Hoppenstedt l In Hoppenstedt bestand am Sonntag - und wirklich nur an diesem Tag - die Möglichkeit, unter fachkundiger Anleitung des geologischen Präparators Frank Trostheide vom Museum für Naturkunde in Magdeburg bis direkt an die Wände des Steinbruchs zu gelangen. Der Kalksteinbruch in Hoppenstedt, in dem von 1905 bis 1972 Kalkstein abgebaut wurde, ist ein Flächennaturdenkmal.

Ruhiges, sonniges Herbstwetter bescherte dem Präparator regen Zulauf im Steinbruch. Rund 130 Besucher klopften mit ihren spitzen Hämmern Gesteinsplatten auseinander. Die meisten hatten Glück und fanden Abdrücke und Versteinerungen von Fossilien, die hier vor 90 Millionen Jahren in einem Meer lebten.

Wie die Meerestiere in den heutigen Steinbruch gelangten, erfuhren die Besucher am Informationstisch des Präparators. In anschaulicher Weise beschrieb er die Entstehung der unterschiedlichen Gesteinsschichten und wie sie sich mit den Jahrmillionen empor hoben. Trostheide vermittelte die Entstehung der Erde, ihrer Rohstoffe und auf welchen Fundamenten die heutige Landschaft ruht.

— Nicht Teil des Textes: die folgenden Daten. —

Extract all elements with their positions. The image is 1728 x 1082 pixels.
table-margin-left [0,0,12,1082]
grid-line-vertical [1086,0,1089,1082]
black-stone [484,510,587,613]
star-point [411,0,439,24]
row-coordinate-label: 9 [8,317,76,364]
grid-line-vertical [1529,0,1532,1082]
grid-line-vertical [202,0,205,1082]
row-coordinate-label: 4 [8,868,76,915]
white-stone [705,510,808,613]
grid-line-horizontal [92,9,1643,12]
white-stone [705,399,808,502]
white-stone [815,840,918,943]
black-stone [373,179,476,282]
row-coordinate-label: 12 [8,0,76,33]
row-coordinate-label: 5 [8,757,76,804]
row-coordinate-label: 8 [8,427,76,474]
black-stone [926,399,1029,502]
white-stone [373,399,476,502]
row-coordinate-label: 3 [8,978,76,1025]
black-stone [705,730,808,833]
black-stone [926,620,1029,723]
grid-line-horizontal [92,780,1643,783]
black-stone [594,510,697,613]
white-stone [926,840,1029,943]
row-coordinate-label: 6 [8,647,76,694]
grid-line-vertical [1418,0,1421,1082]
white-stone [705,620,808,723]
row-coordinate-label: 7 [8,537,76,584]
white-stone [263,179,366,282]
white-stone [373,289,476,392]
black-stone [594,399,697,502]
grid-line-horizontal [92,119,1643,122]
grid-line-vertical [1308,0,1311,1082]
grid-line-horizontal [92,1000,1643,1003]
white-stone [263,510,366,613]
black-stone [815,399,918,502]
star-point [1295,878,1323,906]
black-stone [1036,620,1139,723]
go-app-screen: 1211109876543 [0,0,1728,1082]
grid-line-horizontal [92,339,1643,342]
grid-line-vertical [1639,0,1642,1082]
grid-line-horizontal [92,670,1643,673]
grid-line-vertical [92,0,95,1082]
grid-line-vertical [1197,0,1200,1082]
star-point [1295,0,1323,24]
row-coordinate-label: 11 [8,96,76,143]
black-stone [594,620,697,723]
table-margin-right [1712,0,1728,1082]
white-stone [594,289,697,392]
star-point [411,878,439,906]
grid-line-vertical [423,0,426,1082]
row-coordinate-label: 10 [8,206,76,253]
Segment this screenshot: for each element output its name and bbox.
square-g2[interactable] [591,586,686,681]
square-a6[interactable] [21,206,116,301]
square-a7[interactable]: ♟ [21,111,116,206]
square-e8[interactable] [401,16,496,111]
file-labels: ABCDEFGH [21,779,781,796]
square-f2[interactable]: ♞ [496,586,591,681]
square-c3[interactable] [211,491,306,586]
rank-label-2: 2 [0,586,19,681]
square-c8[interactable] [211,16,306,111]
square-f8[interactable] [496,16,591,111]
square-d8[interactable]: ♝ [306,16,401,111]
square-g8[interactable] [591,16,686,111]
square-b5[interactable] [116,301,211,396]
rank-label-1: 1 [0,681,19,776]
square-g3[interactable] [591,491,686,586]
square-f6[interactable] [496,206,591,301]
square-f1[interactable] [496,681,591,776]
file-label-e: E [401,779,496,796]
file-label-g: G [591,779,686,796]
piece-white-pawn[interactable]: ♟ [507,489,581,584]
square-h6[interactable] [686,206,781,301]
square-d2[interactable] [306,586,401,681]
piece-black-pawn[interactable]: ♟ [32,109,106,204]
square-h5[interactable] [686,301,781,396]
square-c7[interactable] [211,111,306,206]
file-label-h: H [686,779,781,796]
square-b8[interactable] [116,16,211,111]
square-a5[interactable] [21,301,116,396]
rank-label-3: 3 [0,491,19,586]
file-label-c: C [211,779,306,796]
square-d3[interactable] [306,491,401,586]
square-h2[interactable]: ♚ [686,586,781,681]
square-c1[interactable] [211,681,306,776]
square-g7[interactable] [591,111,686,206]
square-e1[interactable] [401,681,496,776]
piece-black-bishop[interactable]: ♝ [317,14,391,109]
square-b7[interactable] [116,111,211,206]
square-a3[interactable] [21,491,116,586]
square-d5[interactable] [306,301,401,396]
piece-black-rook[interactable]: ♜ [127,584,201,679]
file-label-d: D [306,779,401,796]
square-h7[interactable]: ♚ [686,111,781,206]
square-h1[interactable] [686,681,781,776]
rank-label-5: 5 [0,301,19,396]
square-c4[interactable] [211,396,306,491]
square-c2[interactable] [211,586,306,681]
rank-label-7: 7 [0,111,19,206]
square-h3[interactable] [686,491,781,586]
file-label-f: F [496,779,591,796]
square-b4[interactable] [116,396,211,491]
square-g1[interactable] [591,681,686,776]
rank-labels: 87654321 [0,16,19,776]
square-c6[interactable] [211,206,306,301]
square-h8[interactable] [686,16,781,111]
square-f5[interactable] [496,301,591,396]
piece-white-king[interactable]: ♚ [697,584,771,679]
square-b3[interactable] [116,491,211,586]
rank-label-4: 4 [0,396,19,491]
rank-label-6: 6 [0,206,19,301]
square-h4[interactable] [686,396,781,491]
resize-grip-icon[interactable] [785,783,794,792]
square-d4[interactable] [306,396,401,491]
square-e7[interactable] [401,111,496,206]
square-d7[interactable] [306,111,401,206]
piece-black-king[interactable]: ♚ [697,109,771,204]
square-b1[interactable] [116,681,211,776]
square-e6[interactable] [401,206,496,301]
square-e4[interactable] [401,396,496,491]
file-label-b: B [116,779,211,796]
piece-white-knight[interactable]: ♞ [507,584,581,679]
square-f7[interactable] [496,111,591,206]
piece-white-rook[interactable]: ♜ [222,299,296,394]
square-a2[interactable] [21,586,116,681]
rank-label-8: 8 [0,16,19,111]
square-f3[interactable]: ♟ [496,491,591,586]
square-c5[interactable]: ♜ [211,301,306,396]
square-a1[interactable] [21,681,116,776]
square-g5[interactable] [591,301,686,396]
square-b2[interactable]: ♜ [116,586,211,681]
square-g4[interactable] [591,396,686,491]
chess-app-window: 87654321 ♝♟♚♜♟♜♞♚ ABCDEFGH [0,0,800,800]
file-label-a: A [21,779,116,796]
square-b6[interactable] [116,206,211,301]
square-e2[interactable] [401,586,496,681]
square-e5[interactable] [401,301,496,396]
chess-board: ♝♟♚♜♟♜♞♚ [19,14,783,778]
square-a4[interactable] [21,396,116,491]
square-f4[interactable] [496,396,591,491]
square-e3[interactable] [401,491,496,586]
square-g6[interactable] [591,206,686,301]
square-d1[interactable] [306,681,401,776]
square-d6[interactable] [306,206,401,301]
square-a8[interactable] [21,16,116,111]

Dieses "Fundament" im Kalksteinbruch Hoppenstedt birgt eine Vielzahl an Fossilien wie Muscheln, Tintenfische, Seeigel, Schwämme, Wirbeltiere und Haizähne. "Mit viel Glück findet man auch mal Versteinerungen eines Meeressauriers", sagte Frank Trostheide.

"Am Tag des Geotops ist es möglich, einen Zugang der Besucher zur Geologie und Verständnis aufzubauen. Es macht Spaß wenn die Leute etwas finden und ich ihnen ihren Fund sachkundig erklären kann", berichtete der Fachmann. Hoppenstedts Steinbruch hat unter Experten ein besonderen Ruf: Erdgeschichtlich interessierte Besucher fanden sich nicht nur aus dem Halberstädter Raum ein, sondern aus Hannover, Wolfenbüttel, Braunschweig und Bremen.